The move comes as the UK newspaper industry continues to be hit hard by a steep decline in print advertising revenues. Enders, the media analysis firm, estimates print display advertising has fallen by as much as 20 per cent in the first three months of 2017 as advertisers continue to switch to online platforms like Facebook and Google.
Under the reorganisation, the Telegraph titles will retain a production staff in London of around 10 sub editors who will drive the production of the newspapers seven days a week.
At the same time a separate production unit will be established at the PA’s Howden headquarters near Leeds to handle the Telegraph’s production demands on a daily basis.
The group, which owns the Daily Telegraph and Sunday Telegraph papers, has cut the size of its newsroom from around 500 to less than 400 journalists in recent years following a series of cost cutting programmes.
Despite the cuts, TMG — owned by Sir David and Sir Frederick Barclay — remains one of Britain’s most profitable newspaper groups. In 2015, it reported operating profits of £48.3m from £54.9m – a 12 per cent decline. The Barclay brothers have said they are not interested in selling the paper after rebuffing two expressions of interest last year.

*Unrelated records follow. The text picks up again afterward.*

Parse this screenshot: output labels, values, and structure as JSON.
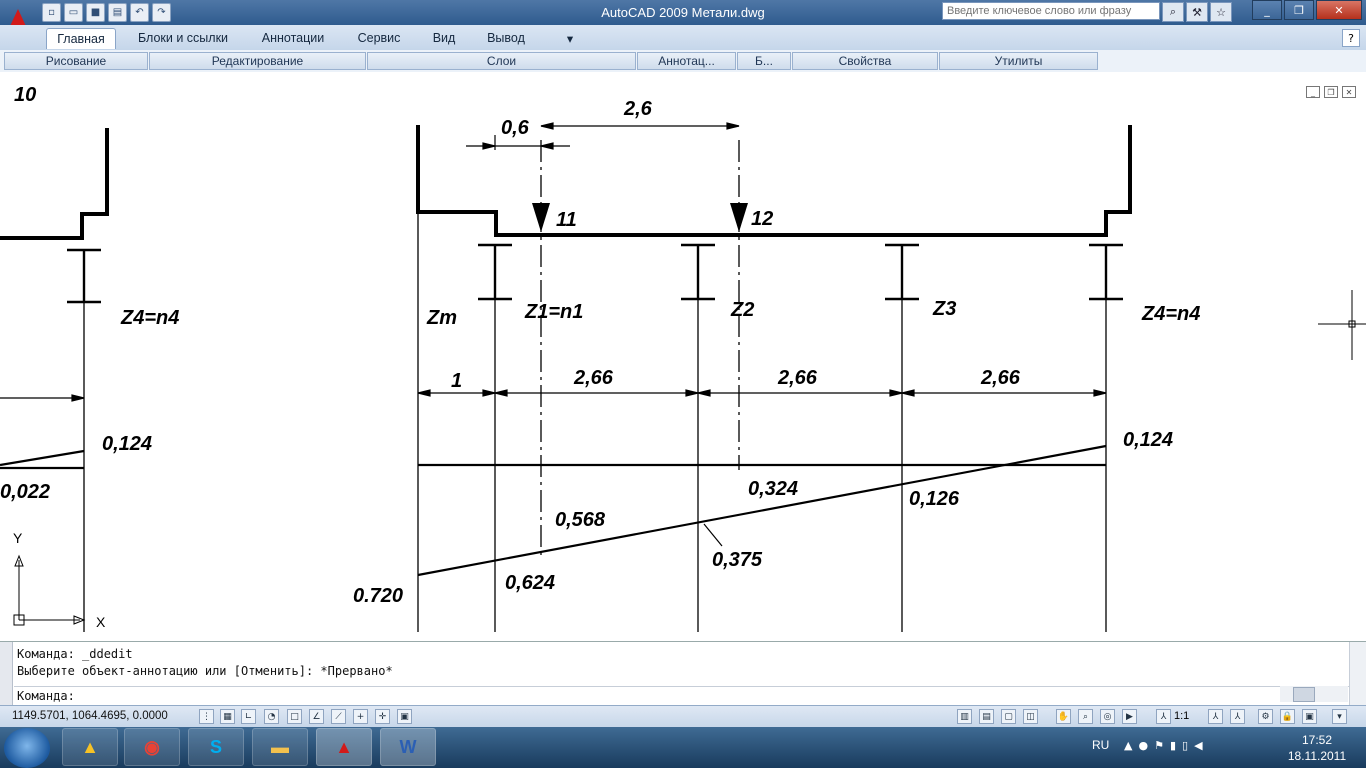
{
  "window": {
    "title": "AutoCAD 2009 Метали.dwg",
    "search_placeholder": "Введите ключевое слово или фразу",
    "controls": [
      "_",
      "❐",
      "✕"
    ]
  },
  "quick_access": [
    "new-icon",
    "open-icon",
    "save-icon",
    "print-icon",
    "undo-icon",
    "redo-icon"
  ],
  "ribbon": {
    "tabs": [
      "Главная",
      "Блоки и ссылки",
      "Аннотации",
      "Сервис",
      "Вид",
      "Вывод"
    ],
    "help": "?",
    "panels": [
      "Рисование",
      "Редактирование",
      "Слои",
      "Аннотац...",
      "Б...",
      "Свойства",
      "Утилиты"
    ]
  },
  "drawing": {
    "texts": [
      "10",
      "0,6",
      "2,6",
      "11",
      "12",
      "Zт",
      "Z1=n1",
      "Z2",
      "Z3",
      "Z4=n4",
      "Z4=n4",
      "1",
      "2,66",
      "2,66",
      "2,66",
      "0,124",
      "0,124",
      "0,022",
      "0,324",
      "0,126",
      "0,568",
      "0,375",
      "0,624",
      "0.720"
    ],
    "ucs": {
      "y": "Y",
      "x": "X"
    }
  },
  "command": {
    "line1": "Команда:  _ddedit",
    "line2": "Выберите объект-аннотацию или [Отменить]: *Прервано*",
    "prompt": "Команда:"
  },
  "status": {
    "coords": "1149.5701, 1064.4695, 0.0000",
    "scale": "1:1"
  },
  "taskbar": {
    "apps": [
      "autocad-launcher",
      "chrome",
      "skype",
      "explorer",
      "autocad",
      "word"
    ],
    "word_label": "W",
    "lang": "RU",
    "time": "17:52",
    "date": "18.11.2011"
  }
}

At the same time as outsourcing the sub-editing operation, the Telegraph is to invest in six new editorial posts concentrating on what one senior executive described as the media group’s core strengths.
The new jobs will boost the paper’s coverage of key areas such as Brexit and rugby union.
“It’s a great shame that we have to make these efficiencies,” said the executive. “But if we are going to have to make these cuts then it’s important we also show we are prepared to invest in those areas of journalism which are core to the Telegraph.”
According to latest industry circulation figures, the Telegraph’s print readership dropped by 3.1 per cent in February, to 457k, compared to The Times’ 444k and the Guardian’s 154k.